Accountability Buddy

Do you remember using the buddy system? It’s when two people (buddies) pair up as a single unit to help out and monitor each other’s safety, progress, or well being.

I grew up in the 1980s, so that system was an integral part of my development in a number of contexts:

It’s hard to gauge the extent to which the buddy system benefited me or my growth, but I’m sure it facilitated some meaningful human connection with classmates and cohorts. At the very least, it provided structure and an extra layer of oversight.

The practice has stayed with me decades later, and I now use it in my personal and professional life. Doing so during the last year of a pandemic has helped me remain productive while maintaining remote relationships. It looks a little different than the chain gang of pre-schoolers escorting each other across a footbridge, or a pair of socks accompanying their match into the spin cycle.

I currently have three regular accountability buddies: two former colleagues (and now friends) and my sister.

Every Monday morning, my sister and I text each other our respective goals for the week.
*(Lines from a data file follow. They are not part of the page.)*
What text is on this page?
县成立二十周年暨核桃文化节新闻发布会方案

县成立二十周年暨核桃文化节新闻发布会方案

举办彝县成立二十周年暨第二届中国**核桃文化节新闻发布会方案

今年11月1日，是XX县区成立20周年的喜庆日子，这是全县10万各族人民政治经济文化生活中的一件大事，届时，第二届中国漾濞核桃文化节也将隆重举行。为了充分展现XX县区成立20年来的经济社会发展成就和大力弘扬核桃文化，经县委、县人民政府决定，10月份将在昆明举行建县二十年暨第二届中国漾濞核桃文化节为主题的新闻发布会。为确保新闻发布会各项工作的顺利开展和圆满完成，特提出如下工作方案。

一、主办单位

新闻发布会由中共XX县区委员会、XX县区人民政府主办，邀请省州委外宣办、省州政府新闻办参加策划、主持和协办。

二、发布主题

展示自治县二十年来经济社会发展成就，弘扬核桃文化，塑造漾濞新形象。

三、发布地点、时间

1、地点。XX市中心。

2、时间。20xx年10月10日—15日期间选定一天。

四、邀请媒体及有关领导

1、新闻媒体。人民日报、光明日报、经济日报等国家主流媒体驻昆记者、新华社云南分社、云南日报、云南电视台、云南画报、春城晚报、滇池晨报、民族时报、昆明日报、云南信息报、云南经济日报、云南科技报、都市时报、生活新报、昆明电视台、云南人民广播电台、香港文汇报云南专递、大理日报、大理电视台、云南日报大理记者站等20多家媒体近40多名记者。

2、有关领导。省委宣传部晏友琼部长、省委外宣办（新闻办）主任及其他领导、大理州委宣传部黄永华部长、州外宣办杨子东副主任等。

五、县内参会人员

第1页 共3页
We’re both writers and are prioritizing our craft in a way we haven’t done before.

The process is a cinch and takes all of two minutes. It usually looks something like this:

Happy Monday! Here are my goals for this week:

  1. Journal at least twice
  2. Practice yoga every morning
  3. Write and publish one blog post
  4. Meditate every night before bed
  5. Read for fun for 30 minutes at night

Sometimes I’ll mix it up and add things like bake lemon poppyseed bread for my neighbor, or send a birthday card to my uncle. My goals have mellowed evolved over the years, especially during a forced Covid lockdown.

Every Friday, we call to follow up and check the status of each other’s progress. If we reached our goals, fucking hooray! We discuss the process. If not, that’s ok, and we discuss the reasons why.

In a recent conversation, my sister said, “I’m 20 percent practical and 80 percent philosophical, so let’s get the practical stuff out of the way first.”

The best part of our exchanges are the deeper dives, the whys, the implications, motivations, self-sabotage, the sneaky unconscious reasons we get in our own way. That is where the wiggle is in the squiggle.

My new bumper sticker idea

The system I have with my former journalism colleague, who now works as a freelance writer (mostly solo, from home), is less structured. She texts me a heads up on any given morning that she will need a check in later in the day. Her messages involve simple yet specific instructions like:

“I’m working on a story about city council. My self-imposed deadline is 4pm today. By then I want to have interviewed three key people and written 500 words of the draft. Will you check in at 3:30 to see if I have talked to all three and hit that minimum word count?”

The answer is always yes.

Is her achievement consequential to my life? No. I’d love for her to succeed, but my life remains unaffected if she doesn’t reach that goal.

Is there any punishment if she fails to meet her own expectations? No external ones, at least not from me.

But the confirmation of a follow up from her accountability buddy suffices in motivating her to focus. That expectation applies enough pressure to stay on task. No social media, no distracting cleaning, no solo day drinking. Conduct those interviews and write those 500 words…usually with palpable success.

The process with my former home organizing colleague is similar, but with design and organizing projects. The same concepts apply, even if the goals differ.

Do you have any accountability buddies in your life?

Here are some areas where they come in handy:

  • Writing projects
  • Exercise programs
  • Dietary changes
  • Professional assignments
  • Any creative endeavors

They are helpful in nearly every process that involves positive change or meeting a concrete goal.

Almost anyone can be your accountability partner, but there are some characteristics that lend themselves more to success. Check this out for more tips. You don’t need perfection (nor will you find it), but if some elements are in place, you maximize your chances of progress.

Here are a few key components:

  • Reliability: No flaking out
  • Positivity: No Debbie Downers–you both need to keep each other’s spirits lifted
  • Consistency: Same Bat Time, same Bat Channel–or whatever agreement you both make
  • Cheerleading: No pompoms or clapping necessary, but genuine support and enthusiasm are
  • Commitment: You both need to be on board for accountability and goal reaching, even when it gets dull or lackluster

Intentional accountability is a powerful tool. But don’t take my word for it. Try it for yourself and let me know how it goes!